All of this would be fine if it actually made some kind of broad financial sense. But like a puzzle wrapped in a puzzle, it’s a Ponzi scheme wrapped in a shell game. In this case, an actual, literal shell game. Shell, USA—a subsidiary of the former Royal Dutch Shell oil conglomerate—has been credibly accused of a vigorous greenwashing campaign, spending $55 million a year on “eco-branding.” It is, in fact, the source of capital investment for the Kansas methane concentration plant, part of its “downstream Galloway” biomethane program. Shell is no fool: It will sell credits from its carbon offset program (“renewable compressed natural gas”) on the California exchange, thereby greenwashing its image at the expense of California taxpayers while recouping its capital costs in just a few years (I tried ) to call their data line for just how long, but it’s disconnected…)

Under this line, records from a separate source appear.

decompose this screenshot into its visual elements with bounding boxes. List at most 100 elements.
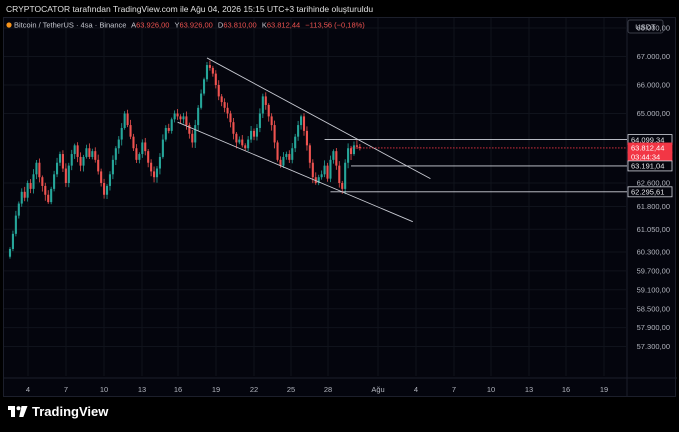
- candle-body: [164, 127, 167, 140]
- time-axis[interactable]: 4 7 10 13 16 19 22 25 28 Ağu 4 7 10 13 16 19: [26, 385, 608, 394]
- candle-body: [297, 125, 300, 137]
- price-label-text: 62.295,61: [631, 188, 664, 197]
- channel-lower-line[interactable]: [177, 121, 413, 223]
- candle-body: [111, 159, 114, 175]
- legend-low-label: D: [218, 21, 224, 30]
- legend-high-label: Y: [174, 21, 179, 30]
- price-label-text: 03:44:34: [631, 153, 660, 162]
- time-tick-label: 13: [525, 385, 533, 394]
- candle-body: [67, 165, 70, 184]
- candle-body: [8, 248, 12, 257]
- candle-body: [329, 159, 332, 179]
- candle-body: [108, 174, 112, 186]
- candles: [8, 60, 361, 259]
- candle-body: [35, 162, 38, 175]
- candle-body: [252, 130, 256, 137]
- candle-body: [58, 154, 62, 163]
- price-tick-label: 59.700,00: [637, 267, 670, 276]
- legend-change: −113,56 (−0,18%): [305, 21, 365, 30]
- price-label-text: 64.099,34: [631, 135, 664, 144]
- candle-body: [150, 162, 153, 172]
- time-tick-label: 22: [250, 385, 258, 394]
- candle-body: [358, 146, 361, 148]
- candle-body: [70, 154, 73, 166]
- candle-body: [314, 177, 317, 184]
- candle-body: [352, 145, 356, 155]
- time-tick-label: 19: [212, 385, 220, 394]
- legend-close-value: 63.812,44: [267, 21, 300, 30]
- currency-button[interactable]: USDT: [627, 19, 664, 34]
- legend-open-label: A: [131, 21, 136, 30]
- time-tick-label: 10: [100, 385, 108, 394]
- candle-body: [17, 203, 20, 216]
- candle-body: [226, 107, 229, 114]
- candle-body: [167, 127, 170, 131]
- candle-body: [323, 165, 326, 175]
- candle-body: [305, 130, 308, 146]
- time-tick-label: 13: [138, 385, 146, 394]
- candle-body: [332, 151, 335, 160]
- candle-body: [173, 113, 176, 120]
- candle-body: [38, 162, 41, 178]
- candle-body: [50, 188, 53, 203]
- candle-body: [191, 133, 194, 143]
- footer-bar: [0, 397, 679, 432]
- chart-panel[interactable]: Bitcoin / TetherUS · 4sa · Binance A63.9…: [3, 17, 677, 398]
- grid: [4, 18, 677, 398]
- candle-body: [176, 113, 179, 117]
- legend-symbol: Bitcoin / TetherUS · 4sa · Binance: [14, 21, 126, 30]
- price-label-box: [627, 186, 673, 198]
- legend-high-value: 63.926,00: [179, 21, 212, 30]
- candle-body: [241, 139, 244, 146]
- candle-body: [82, 156, 85, 166]
- candle-body: [347, 148, 350, 163]
- candle-body: [132, 136, 135, 149]
- candle-body: [64, 168, 67, 184]
- candle-body: [179, 116, 182, 120]
- price-tick-label: 62.600,00: [637, 179, 670, 188]
- candle-body: [302, 116, 306, 131]
- legend-open-value: 63.926,00: [136, 21, 169, 30]
- candle-body: [308, 145, 311, 163]
- candle-body: [100, 171, 103, 184]
- candle-body: [161, 139, 164, 157]
- price-tick-label: 59.100,00: [637, 285, 670, 294]
- candle-body: [202, 79, 206, 94]
- candle-body: [294, 136, 297, 149]
- candlestick-chart[interactable]: Bitcoin / TetherUS · 4sa · Binance A63.9…: [4, 18, 677, 398]
- candle-body: [229, 113, 232, 123]
- legend-close-label: K: [262, 21, 267, 30]
- candle-body: [235, 133, 238, 143]
- channel-upper-line[interactable]: [206, 57, 431, 180]
- tradingview-logo: TradingView: [8, 404, 108, 419]
- time-tick-label: 10: [487, 385, 495, 394]
- candle-body: [155, 168, 159, 178]
- time-tick-label: 16: [174, 385, 182, 394]
- price-axis[interactable]: 68.000,00 67.000,00 66.000,00 65.000,00 62.6…: [637, 24, 670, 352]
- candle-body: [258, 113, 261, 128]
- candle-body: [205, 65, 209, 80]
- price-tick-label: 58.500,00: [637, 304, 670, 313]
- candle-body: [147, 151, 150, 163]
- candle-body: [103, 183, 106, 195]
- candle-body: [244, 145, 247, 149]
- candle-body: [144, 142, 147, 152]
- time-tick-label: 4: [414, 385, 418, 394]
- candle-body: [220, 96, 223, 103]
- currency-label: USDT: [635, 23, 656, 32]
- time-tick-label: 4: [26, 385, 30, 394]
- candle-body: [11, 233, 14, 249]
- price-tick-label: 60.300,00: [637, 248, 670, 257]
- candle-body: [44, 185, 47, 195]
- candle-body: [85, 148, 88, 157]
- candle-body: [232, 122, 235, 134]
- tradingview-mark-icon: [8, 406, 28, 417]
- price-tick-label: 61.800,00: [637, 202, 670, 211]
- candle-body: [317, 177, 320, 184]
- candle-body: [208, 65, 211, 68]
- candle-body: [73, 145, 76, 155]
- candle-body: [288, 154, 291, 160]
- candle-body: [211, 67, 214, 74]
- price-tick-label: 67.000,00: [637, 52, 670, 61]
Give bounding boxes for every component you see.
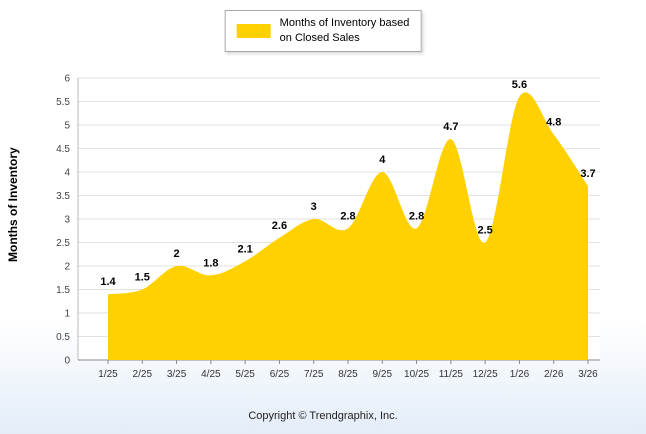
- point-label: 1.4: [100, 276, 116, 288]
- x-tick-label: 3/26: [578, 369, 598, 380]
- y-tick-label: 2.5: [56, 238, 70, 249]
- y-tick-label: 6: [64, 74, 70, 85]
- y-tick-label: 5.5: [56, 97, 70, 108]
- legend-label-line2: on Closed Sales: [279, 31, 360, 44]
- legend: Months of Inventory based on Closed Sale…: [224, 10, 422, 52]
- x-tick-label: 4/25: [201, 369, 221, 380]
- x-tick-label: 9/25: [373, 369, 393, 380]
- point-label: 2.8: [340, 210, 355, 222]
- point-label: 5.6: [512, 79, 527, 91]
- y-axis-title: Months of Inventory: [6, 147, 20, 263]
- point-label: 3.7: [580, 168, 595, 180]
- inventory-area-chart: 0 0.5 1 1.5 2 2.5 3 3.5 4 4.5 5 5.5 6 1/25 2/25 3/25 4/2…: [56, 74, 600, 380]
- point-label: 4.8: [546, 116, 561, 128]
- y-tick-label: 4.5: [56, 144, 70, 155]
- x-tick-label: 1/26: [510, 369, 530, 380]
- point-label: 2.8: [409, 210, 424, 222]
- legend-label: Months of Inventory based on Closed Sale…: [280, 16, 410, 46]
- point-label: 2: [174, 248, 180, 260]
- x-tick-label: 1/25: [98, 369, 118, 380]
- y-tick-label: 0: [64, 356, 70, 367]
- area-series: [108, 92, 588, 360]
- x-tick-label: 12/25: [473, 369, 498, 380]
- x-tick-label: 8/25: [338, 369, 358, 380]
- point-label: 1.8: [203, 257, 218, 269]
- legend-color-swatch: [236, 23, 271, 38]
- x-tick-label: 5/25: [235, 369, 255, 380]
- y-tick-label: 3: [64, 215, 70, 226]
- x-tick-label: 11/25: [439, 369, 464, 380]
- point-label: 4: [379, 154, 386, 166]
- x-tick-label: 3/25: [167, 369, 187, 380]
- x-tick-label: 6/25: [270, 369, 290, 380]
- y-tick-label: 1: [64, 309, 70, 320]
- legend-label-line1: Months of Inventory based: [279, 17, 410, 29]
- y-tick-label: 2: [64, 262, 70, 273]
- y-tick-label: 4: [64, 168, 70, 179]
- x-tick-label: 2/26: [544, 369, 564, 380]
- point-label: 2.1: [237, 243, 252, 255]
- x-tick-label: 10/25: [404, 369, 429, 380]
- y-tick-label: 5: [64, 121, 70, 132]
- point-label: 2.6: [272, 220, 287, 232]
- y-tick-label: 3.5: [56, 191, 70, 202]
- point-label: 2.5: [477, 225, 492, 237]
- point-label: 3: [311, 201, 317, 213]
- x-tick-label: 2/25: [133, 369, 153, 380]
- point-label: 4.7: [443, 121, 458, 133]
- y-tick-label: 0.5: [56, 332, 70, 343]
- copyright-text: Copyright © Trendgraphix, Inc.: [248, 410, 398, 422]
- y-tick-label: 1.5: [56, 285, 70, 296]
- point-label: 1.5: [135, 272, 150, 284]
- x-tick-label: 7/25: [304, 369, 324, 380]
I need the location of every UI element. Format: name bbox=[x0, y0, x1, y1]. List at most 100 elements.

The hoax, such as it is, is lining the pockets of large Midwestern agricultural syndicates and their partners in the oil industry to get California citizens to “fight climate change.” Not that I blame dairy operators or oil companies, mind you: as traders, they react to price signals and opportunities, however ridiculous, just like the rest of us. Rather, I blame legislators for failing to see the unintended consequences of their common-sense policymaking. And, to the extent that corporate interests were involved in promoting the law, Adam Smith’s advice was to “examine carefully…with the most suspicious attention” schemes that invariably deceive and oppress the public.

It is ironic, perhaps, that California’s climate policy is encouraging further industrialization and the concentration of a more consolidated agricultural industry. Now we have a heavily subsidized dairy industry, paid for by taxpayers to produce ever-larger dairies that (among other things) create ever-larger disposal problems like giant manure lagoons. Now you can extract this same dairy More Taxpayer funds collect gas from these lagoons and sell them to oil companies so the companies can comply with taxpayer-funded climate caps. It is difficult to tell who is milking whom.

The only thing that seems certain in this complicated mess is Adam Smith’s century-old warning:

“There is no art which one government sooner learns than to extract money from another People’s Pockets.”

Paul Schwensen is director of the Agrarian Freedom Project and a PhD candidate in 16th-century New Spain at the University of Kansas. Paul earned a master’s degree in government from Harvard University and studied history and science at the United States Air Force Academy.